Sir Christopher Cockerell's theory was that instead of using the plenum chamber – an open-bottomed empty box such as Thornycroft had devised – if air could instead be pumped into a narrow tunnel around the perimeter of the underneath side of the craft, it would flow toward the center, creating a more effective air cushion. This peripheraljet would allow the air pressure to build enough to equal the weight of the craft and, since the air would be trapped, the pressure would elevate the craft off the surface upon which it traveled.
Cockerell tested his theory with a test model constructed of two empty cans, an industrial air blower and a pair of kitchen scales. By inserting a cat food can into a coffee can, and blowing air through the gap between the two cans, he showed that it was possible to increase the hoverheight and to construct a vehicle that could travel on a cushion of air.
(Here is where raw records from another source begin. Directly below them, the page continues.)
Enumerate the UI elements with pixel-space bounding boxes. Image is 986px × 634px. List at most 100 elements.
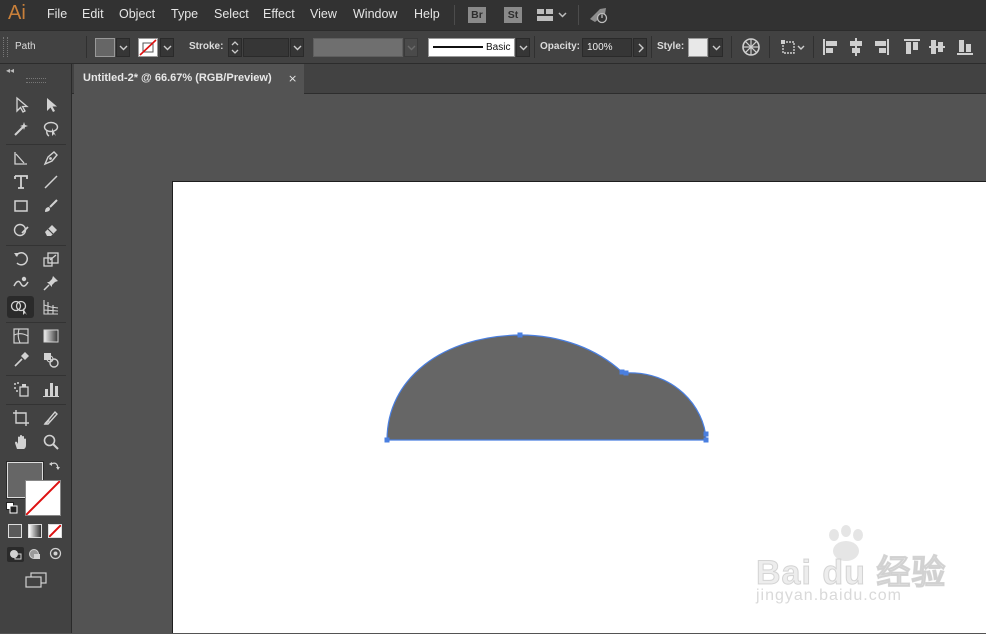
align-to-selection-icon: [781, 40, 805, 54]
selection-tool[interactable]: [9, 94, 33, 116]
slice-tool[interactable]: [39, 407, 63, 429]
shape-builder-tool[interactable]: [7, 296, 34, 318]
rotate-tool[interactable]: [9, 248, 33, 270]
column-graph-tool[interactable]: [39, 378, 63, 400]
stroke-weight-stepper[interactable]: [228, 38, 242, 57]
menu-type[interactable]: Type: [171, 7, 198, 21]
gradient-tool[interactable]: [39, 325, 63, 347]
symbol-sprayer-tool[interactable]: [9, 378, 33, 400]
tools-panel-grip[interactable]: [26, 78, 46, 83]
draw-normal-button[interactable]: [7, 547, 24, 562]
document-tab[interactable]: Untitled-2* @ 66.67% (RGB/Preview) ×: [74, 64, 304, 94]
collapse-panel-icon[interactable]: ◂◂: [6, 66, 14, 75]
close-icon[interactable]: ×: [288, 72, 297, 85]
eraser-tool[interactable]: [39, 219, 63, 241]
puppet-warp-tool[interactable]: [39, 272, 63, 294]
menu-effect[interactable]: Effect: [263, 7, 295, 21]
align-top-icon: [904, 39, 920, 54]
app-logo: Ai: [8, 2, 26, 24]
graphic-style-swatch[interactable]: [688, 38, 708, 57]
lasso-tool[interactable]: [39, 118, 63, 140]
shape-builder-icon: [10, 300, 27, 315]
anchor-point[interactable]: [703, 431, 709, 437]
menu-object[interactable]: Object: [119, 7, 155, 21]
stroke-weight-dropdown[interactable]: [290, 38, 304, 57]
align-vertical-center-icon: [929, 40, 945, 54]
brush-definition[interactable]: Basic: [428, 38, 515, 57]
gpu-performance-button[interactable]: [588, 6, 610, 27]
watermark: Bai du 经验 jingyan.baidu.com: [755, 525, 976, 615]
eyedropper-tool[interactable]: [9, 349, 33, 371]
chevron-down-icon: [519, 45, 528, 51]
gradient-mode-button[interactable]: [28, 524, 42, 538]
variable-width-dropdown[interactable]: [404, 38, 418, 57]
stroke-label: Stroke:: [189, 41, 224, 52]
menu-view[interactable]: View: [310, 7, 337, 21]
opacity-slider-button[interactable]: [633, 38, 647, 57]
workspace-layout-button[interactable]: [537, 8, 569, 25]
control-bar-grip[interactable]: [3, 37, 8, 57]
mesh-tool[interactable]: [9, 325, 33, 347]
brush-dropdown[interactable]: [516, 38, 530, 57]
menu-help[interactable]: Help: [414, 7, 440, 21]
draw-behind-button[interactable]: [28, 547, 41, 563]
paintbrush-tool[interactable]: [39, 195, 63, 217]
stroke-color-proxy[interactable]: [25, 480, 61, 516]
curvature-tool[interactable]: [9, 147, 33, 169]
variable-width-profile[interactable]: [313, 38, 403, 57]
watermark-url: jingyan.baidu.com: [756, 587, 902, 604]
align-bottom-button[interactable]: [956, 37, 974, 60]
default-fill-stroke-button[interactable]: [6, 502, 18, 517]
menu-edit[interactable]: Edit: [82, 7, 104, 21]
blend-tool[interactable]: [39, 349, 63, 371]
artboard-tool[interactable]: [9, 407, 33, 429]
bridge-button[interactable]: Br: [468, 7, 486, 23]
graphic-style-dropdown[interactable]: [709, 38, 723, 57]
draw-inside-button[interactable]: [49, 547, 62, 563]
align-top-button[interactable]: [903, 37, 921, 60]
color-mode-button[interactable]: [8, 524, 22, 538]
anchor-point[interactable]: [623, 370, 629, 376]
menu-select[interactable]: Select: [214, 7, 249, 21]
direct-selection-arrow-icon: [47, 98, 57, 112]
opacity-field[interactable]: 100%: [582, 38, 632, 57]
scale-tool[interactable]: [39, 248, 63, 270]
align-to-button[interactable]: [780, 37, 808, 60]
shaper-tool[interactable]: [9, 219, 33, 241]
align-left-button[interactable]: [822, 37, 840, 60]
swap-fill-stroke-button[interactable]: [49, 460, 61, 475]
line-segment-tool[interactable]: [39, 171, 63, 193]
screen-mode-button[interactable]: [25, 572, 47, 591]
align-right-button[interactable]: [872, 37, 890, 60]
magic-wand-tool[interactable]: [9, 118, 33, 140]
menu-file[interactable]: File: [47, 7, 67, 21]
anchor-point[interactable]: [703, 437, 709, 443]
align-vertical-center-button[interactable]: [928, 37, 946, 60]
rectangle-tool[interactable]: [9, 195, 33, 217]
zoom-tool[interactable]: [39, 431, 63, 453]
pen-tool[interactable]: [39, 147, 63, 169]
warp-tool[interactable]: [9, 272, 33, 294]
cloud-shape-path[interactable]: [386, 334, 707, 441]
stroke-weight-field[interactable]: [243, 38, 289, 57]
direct-selection-tool[interactable]: [39, 94, 63, 116]
recolor-artwork-button[interactable]: [741, 37, 761, 60]
align-horizontal-center-icon: [850, 38, 862, 56]
type-tool[interactable]: [9, 171, 33, 193]
hand-tool[interactable]: [9, 431, 33, 453]
tool-divider: [6, 375, 66, 376]
fill-dropdown[interactable]: [116, 38, 130, 57]
symbol-sprayer-icon: [14, 382, 29, 397]
anchor-point[interactable]: [384, 437, 390, 443]
stroke-swatch[interactable]: [138, 38, 158, 57]
anchor-point[interactable]: [517, 332, 523, 338]
rotate-icon: [14, 252, 29, 266]
chevron-down-icon: [119, 45, 128, 51]
stroke-color-dropdown[interactable]: [160, 38, 174, 57]
none-mode-button[interactable]: [48, 524, 62, 538]
menu-window[interactable]: Window: [353, 7, 397, 21]
fill-swatch[interactable]: [95, 38, 115, 57]
align-horizontal-center-button[interactable]: [847, 37, 865, 60]
stock-button[interactable]: St: [504, 7, 522, 23]
perspective-grid-tool[interactable]: [39, 296, 63, 318]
Originally, Cockerell had imitated previous designs that used fans to force air down from the deck into the chamber below, which meant that air had to be continually pumped back in to replace the air that had escaped. He then devised a new system: he made the hull of the craft concave and angled air jets from the circumference in toward the center of the craft to create a continuous air current. This effectively solved the problems of retaining the air beneath the craft, kept the air pressure stable and raised the hoverheight.
In 1955, Cockerell built a working model and was issued British Patent 854211 for a vehicle that was "neither an airplane, nor a boat, nor a wheeled land craft." Cockerell described his invention as "a very expensive motorcar tire with a permanent puncture." He named it the hovercraft, which he registered as a commercial name, so it was not available for general use until later when he generously handed the name over to public domain.